Neurons are the cells that are mainly responsible for signaling in the brain. Like all other cells, each neuron produces millions of individual proteins that associate with one another and form a complex communication network. Until recently, observing these protein-protein interactions had not been possible due to technical difficulties. Individual proteins are small and typically less than 10 nm (nanometer) in diameter. Yet, this nano-scale distance was considered to be off-limits even with super-resolution microscopy.

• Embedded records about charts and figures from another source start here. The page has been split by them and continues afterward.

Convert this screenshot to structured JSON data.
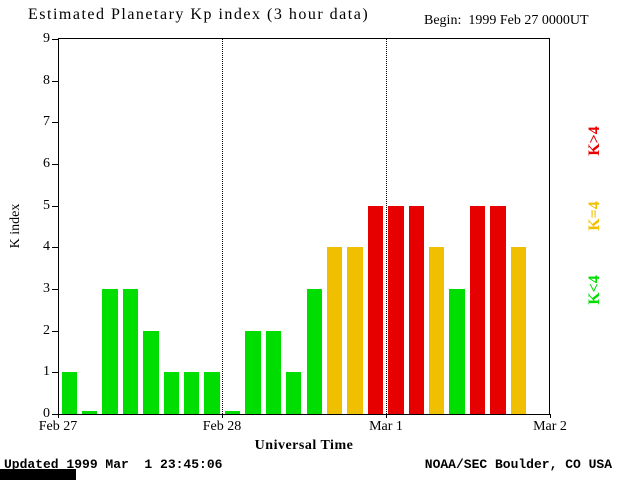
{
  "header": {
    "begin_label": "Begin:  1999 Feb 27 0000UT"
  },
  "chart_data": {
    "type": "bar",
    "title": "Estimated Planetary Kp index (3 hour data)",
    "xlabel": "Universal Time",
    "ylabel": "K index",
    "ylim": [
      0,
      9
    ],
    "y_ticks": [
      0,
      1,
      2,
      3,
      4,
      5,
      6,
      7,
      8,
      9
    ],
    "x_ticks": [
      "Feb 27",
      "Feb 28",
      "Mar 1",
      "Mar 2"
    ],
    "days": 3,
    "bars_per_day": 8,
    "grid": "off",
    "values": [
      1,
      0,
      3,
      3,
      2,
      1,
      1,
      1,
      0,
      2,
      2,
      1,
      3,
      4,
      4,
      5,
      5,
      5,
      4,
      3,
      5,
      5,
      4
    ],
    "color_rule": {
      "lt4": "#00dd00",
      "eq4": "#f0c000",
      "gt4": "#e60000"
    },
    "legend": [
      {
        "label": "K>4",
        "color": "#e60000"
      },
      {
        "label": "K=4",
        "color": "#f0c000"
      },
      {
        "label": "K<4",
        "color": "#00dd00"
      }
    ],
    "legend_position": "right"
  },
  "footer": {
    "updated": "Updated 1999 Mar  1 23:45:06",
    "credit": "NOAA/SEC Boulder, CO USA"
  }
}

Now, Chiba and his collaborators have developed a novel methodology to examine interaction of individual proteins in the fruit fly — the model organism of choice for this project. The researchers are creating genetically engineered insects that are capable of expressing over 500 fluorescently-tagged assorted proteins, two at a time. The fluorescent tags make it possible to visualize the exact spot where a given pair of proteins associates with each other.
The team utilizes a custom- built 3D FLIM (fluorescent lifetime imaging microscopy) system to quantify this association event within the cells of a live animal. FLIM shows the location and time of such protein interaction, providing the data that allow creation of a point-by-point map of protein-protein interactions.
The pilot phase of this multidisciplinary project is being funded by the National Institutes of Health. It employs advanced genetics, molecular imaging technology and high-performance computation, among other fields. “Collaborating fluorescent chemistry, laser optics and artificial intelligence, my team is working in the ‘jungle’ of the molecules of life within the living cells,” Chiba says. “This is a new kind of ecology played out at the scale of nanometers–creating a sense of deja vu 80 years after the birth of modern ecology.”
At present, the researchers still need to extrapolate from data obtained in test tubes. In the future, they will begin to visualize directly how the individual proteins interact with one another in their ‘native environment,’ which are the cells in our body.